L'écrivain argentin Ernesto Sabato est mort samedi 30 avril, à 99 ans, des suites d'un rhume, dans sa maison de Santos Lugares, dans la province Buenos Aires. “Il a eu une bronchite il y a quinze jours, et à son âge c'est terrible”, a annoncé sa femme.
Alors qu'il est considéré comme le dernier grand écrivain argentin, de l'étoffe de Jorge Luis Borges, Adolfo Bioy Casares et Julio Cortázar, tous les stades argentins, pays où le football revêt un caractère quasi sacré, ont respecté une minute de silence à sa mémoire.

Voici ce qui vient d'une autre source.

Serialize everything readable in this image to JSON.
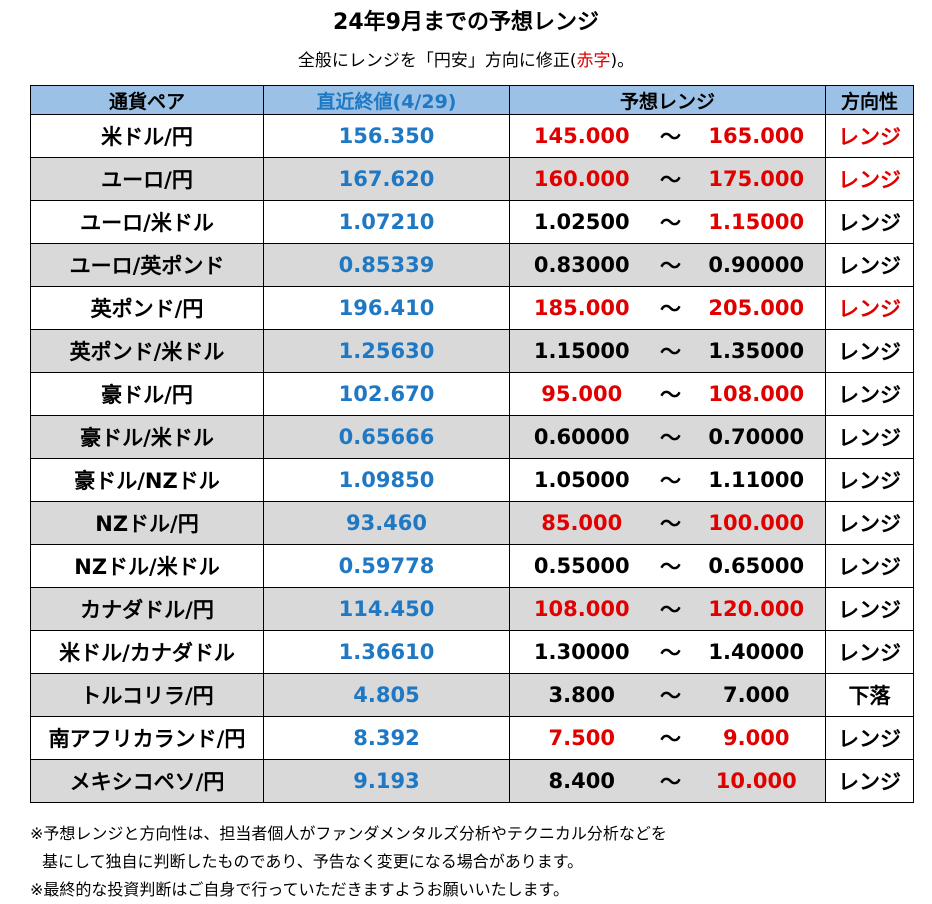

Fils d'émigrés italiens, Ernesto Sabato était le dixième d'une famille de onze enfants. Après avoir lu Misère de la philosophie de Karl Marx, il adhère au Parti communiste en 1930, et est secrétaire des Jeunesses communistes en 1930, alors que l'Argentine se trouve sous le joug dictatorial du général Uriburu.
Dans les années 1930, il séjourne deux ans à Paris, hébergé par un concierge trotskiste de l'ENS de la rue d'Ulm. Il se spécialise dans les radiations atomiques et travaille à l'Institut Curie, aux côtés d'Irène et Frédéric Joliot-Curie. En parallèle, il fréquente les surréalistes à Montparnasse et passe le plus clair de ses soirées à la brasserie du Dôme, en compagnie d'André Breton et de Tristan Tzara.
Ernesto Sabato enseigne ensuite brièvement au Massachussets Institute of Technology, aux Etats-Unis, et à l'Institut de la Plata en Argentine. En 1945, il publie un premier essai : L'un et l'univers, puis son premier roman en 1948, Le tunnel, salué par Albert Camus, Thomas Mann et Graham Green et édité au Seuil en 1978 (réédition en 1995). Réflexion sur l'isolement de l'artiste et la passion amoureuse, l'action se déroule dans l'Argentine des années 1940, et met en scène Juan Pablo Castel, un peintre assassin de sa maîtresse.
En 1961, l'écrivain publie Alejandra (Seuil, 1967), réédité chez Points en 2009 sous le titre Héros et tombes. L'ange des ténèbres, écrit en 1947 et publié eu Seuil en 1996, clôt sa trilogie consacrée à Buenos Aires.
Ernesto Sabato a publié de nombreux autres essais et romans. En 1984, il a été nommé président de la commission d'enquête sur les 30 000 opposants disparus en Argentine pendant la dictature.
Il a été nommé chevalier de la légion d'honneur en 1979, a reçu le prix Cervantès en 1984 et le prix Ismaïl Kadaré en 1996.